Aún los personajes no lo saben, pero el lector puede intuir que estos “marinos que desbordaban de amor” (Kotzwinkle insiste con la metáfora marítima. Con suerte para él y los que lo leen logra prescindir de la espuma inútil) no van a llegar a buen puerto y que “el pequeño nadador” no cruzará vivo “la puerta del mundo”.

La pérdida, finalmente, se confirma, y lo que se impone, en vez del relato lastimero, es el pudor. No hay maldiciones al cielo, ni estallidos lacrimógenos, ni extensas descripciones o monólogos que busquen conmover. Alcanza con las sutiles acciones de los personajes para transmitir el drama. “Diana había empacado dos baberos, uno rosa y otro azul y se dio cuenta de que había usado el azul para secarle la frente”.

Kotzwinkle ha contado que para él la pérdida es tan importante como la comida. “De alguna manera toma cuerpo en nuestro interior, se convierte en parte de lo que somos. Borrar la tragedia sería borrar un pedazo de nosotros mismos, y nadie es capaz de eso”.

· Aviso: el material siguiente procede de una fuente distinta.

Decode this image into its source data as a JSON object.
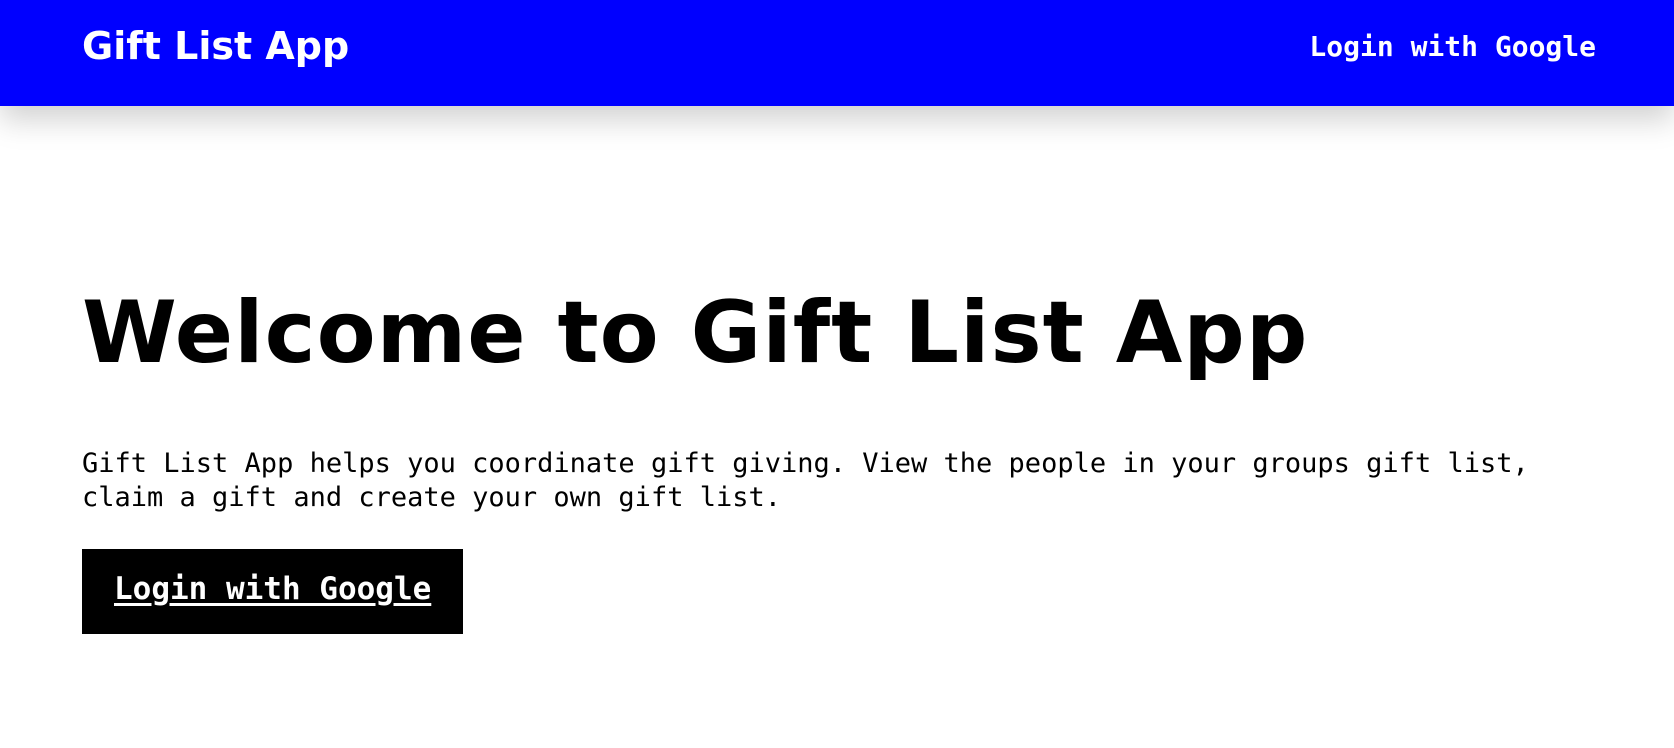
{
  "header": {
    "brand": "Gift List App",
    "login_label": "Login with Google"
  },
  "main": {
    "title": "Welcome to Gift List App",
    "description": "Gift List App helps you coordinate gift giving. View the people in your groups gift list, claim a gift and create your own gift list.",
    "cta_label": "Login with Google"
  },
  "colors": {
    "header_background": "#0000ff",
    "header_text": "#ffffff",
    "button_background": "#000000",
    "button_text": "#ffffff",
    "page_background": "#ffffff"
  }
}
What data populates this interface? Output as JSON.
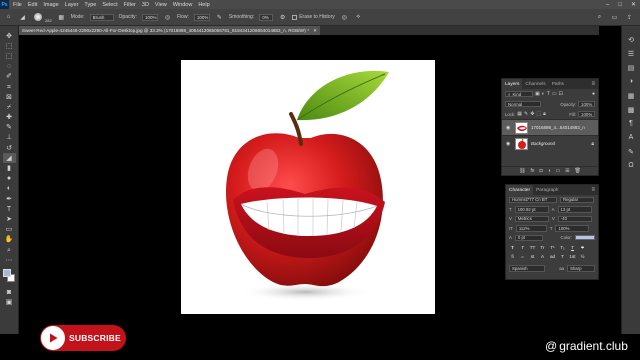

Lo que queda, entonces, es no dejarse arrastrar por la muerte y reconocer “la supremacía de la vida”, aun cuando, como Laski, se esté construyendo un ataúd para el hijo. “Simplemente tenemos que continuar, con los ojos abiertos, observando nuestro trabajo cuidadosamente, sin ningún pensamiento extra. Luego, fluimos con la noche”.